Posted by Deborah Grauzam on

My child has no problems with eating or drinking, but grinds his teeth until I want to grind mine! His dentist says it's common in kids with Down syndrome. I saw your teeth grinding items and wondered if they might help? He is 5 years old, does not speak much – he imitates sounds, growls and whale noises from his favorite movies, but has no interest in forming words. He is in speech therapy through school.

Teeth grinding is generally used to help children with special needs to organize their bodies or to calm down; they are seeking stimulation to the temporomandibular joint (TMJ). This joint is where the upper jaw and lower jaw meet right below the ears.
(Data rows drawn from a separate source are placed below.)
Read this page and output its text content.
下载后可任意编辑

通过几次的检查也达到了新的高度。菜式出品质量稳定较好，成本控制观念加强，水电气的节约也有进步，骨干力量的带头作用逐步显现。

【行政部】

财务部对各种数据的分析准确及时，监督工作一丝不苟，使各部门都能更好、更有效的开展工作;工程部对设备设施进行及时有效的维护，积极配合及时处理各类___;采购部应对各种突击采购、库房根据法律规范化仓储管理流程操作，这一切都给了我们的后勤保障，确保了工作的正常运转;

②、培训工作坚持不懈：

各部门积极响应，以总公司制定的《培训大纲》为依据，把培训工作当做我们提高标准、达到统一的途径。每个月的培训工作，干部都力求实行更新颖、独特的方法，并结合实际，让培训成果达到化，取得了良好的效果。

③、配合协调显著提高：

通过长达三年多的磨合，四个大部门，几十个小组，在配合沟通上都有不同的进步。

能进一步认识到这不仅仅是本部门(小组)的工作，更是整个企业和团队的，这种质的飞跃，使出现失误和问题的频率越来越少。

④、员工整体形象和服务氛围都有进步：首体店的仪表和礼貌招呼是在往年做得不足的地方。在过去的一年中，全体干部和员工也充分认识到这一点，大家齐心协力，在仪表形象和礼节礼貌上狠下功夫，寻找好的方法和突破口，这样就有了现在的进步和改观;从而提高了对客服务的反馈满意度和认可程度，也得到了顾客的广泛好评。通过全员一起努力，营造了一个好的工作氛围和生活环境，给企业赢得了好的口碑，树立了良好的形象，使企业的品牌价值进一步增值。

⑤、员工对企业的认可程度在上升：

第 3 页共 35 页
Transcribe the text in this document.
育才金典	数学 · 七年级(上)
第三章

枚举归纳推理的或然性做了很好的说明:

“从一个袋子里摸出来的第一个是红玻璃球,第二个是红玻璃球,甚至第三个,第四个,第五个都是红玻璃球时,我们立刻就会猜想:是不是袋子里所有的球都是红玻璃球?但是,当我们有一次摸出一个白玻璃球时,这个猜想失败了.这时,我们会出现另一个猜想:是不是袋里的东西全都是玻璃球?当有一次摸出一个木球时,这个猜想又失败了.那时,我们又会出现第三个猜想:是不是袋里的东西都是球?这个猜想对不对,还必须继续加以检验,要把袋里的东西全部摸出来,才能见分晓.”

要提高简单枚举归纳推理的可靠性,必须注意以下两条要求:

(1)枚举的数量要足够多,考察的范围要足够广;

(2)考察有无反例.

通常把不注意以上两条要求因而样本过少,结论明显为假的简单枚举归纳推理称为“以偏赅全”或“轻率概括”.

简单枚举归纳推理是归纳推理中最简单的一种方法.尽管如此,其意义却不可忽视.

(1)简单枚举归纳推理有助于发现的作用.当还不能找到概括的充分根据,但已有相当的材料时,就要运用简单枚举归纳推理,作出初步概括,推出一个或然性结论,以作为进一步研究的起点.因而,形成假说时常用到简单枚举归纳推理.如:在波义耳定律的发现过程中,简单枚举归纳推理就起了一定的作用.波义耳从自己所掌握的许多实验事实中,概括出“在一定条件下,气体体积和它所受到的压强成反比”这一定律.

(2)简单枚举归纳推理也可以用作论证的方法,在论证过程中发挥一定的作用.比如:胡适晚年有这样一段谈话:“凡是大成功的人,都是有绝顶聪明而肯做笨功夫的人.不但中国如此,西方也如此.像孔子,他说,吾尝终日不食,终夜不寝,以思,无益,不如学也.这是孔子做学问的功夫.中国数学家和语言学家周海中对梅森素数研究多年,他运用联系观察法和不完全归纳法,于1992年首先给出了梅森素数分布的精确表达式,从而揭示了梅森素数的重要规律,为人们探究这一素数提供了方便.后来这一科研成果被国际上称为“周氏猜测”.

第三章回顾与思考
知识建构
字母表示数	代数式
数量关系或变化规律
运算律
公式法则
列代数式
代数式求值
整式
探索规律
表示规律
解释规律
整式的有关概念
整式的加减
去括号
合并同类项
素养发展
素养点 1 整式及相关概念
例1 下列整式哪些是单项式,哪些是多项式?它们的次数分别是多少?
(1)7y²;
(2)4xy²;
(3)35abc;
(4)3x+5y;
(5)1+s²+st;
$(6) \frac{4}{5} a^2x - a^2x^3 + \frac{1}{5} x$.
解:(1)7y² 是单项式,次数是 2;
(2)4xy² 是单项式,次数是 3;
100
Babies suckle their thumbs or suckle on a pacifier to get the same needed stimulation. As your dentist noted, teeth grinding is common in children with the diagnosis of Down syndrome, but there are reasons and a treatment protocol. Because your son is not talking, I suspect he has weakness in the masseter muscles (muscles of the jaw) as related to his diagnosis, he too may need that additional stimulation to the TMJ.

This is such a huge issue that I have written a book on the subject called, Assessment and Treatment of the Jaw.

There is a whole chapter on why kids grind their teeth or have other habits that provide direct stimulation to the TMJ. I encourage you to read the book before you invest in any therapy tools, as it will help you identify what tools and activities would most benefit your son.

In addition, if there is a gap between what your son understands and what he can say, then his jaw weakness may be a primary factor in keeping him from using oral language. You may want to look into having him evaluated by an SLP in your area who is familiar with Oral Placement Therapy. Many SLPs have taken our introduction classes and would be able to work with your son if there are muscle-based deficits related to his difficulty in learning to talk.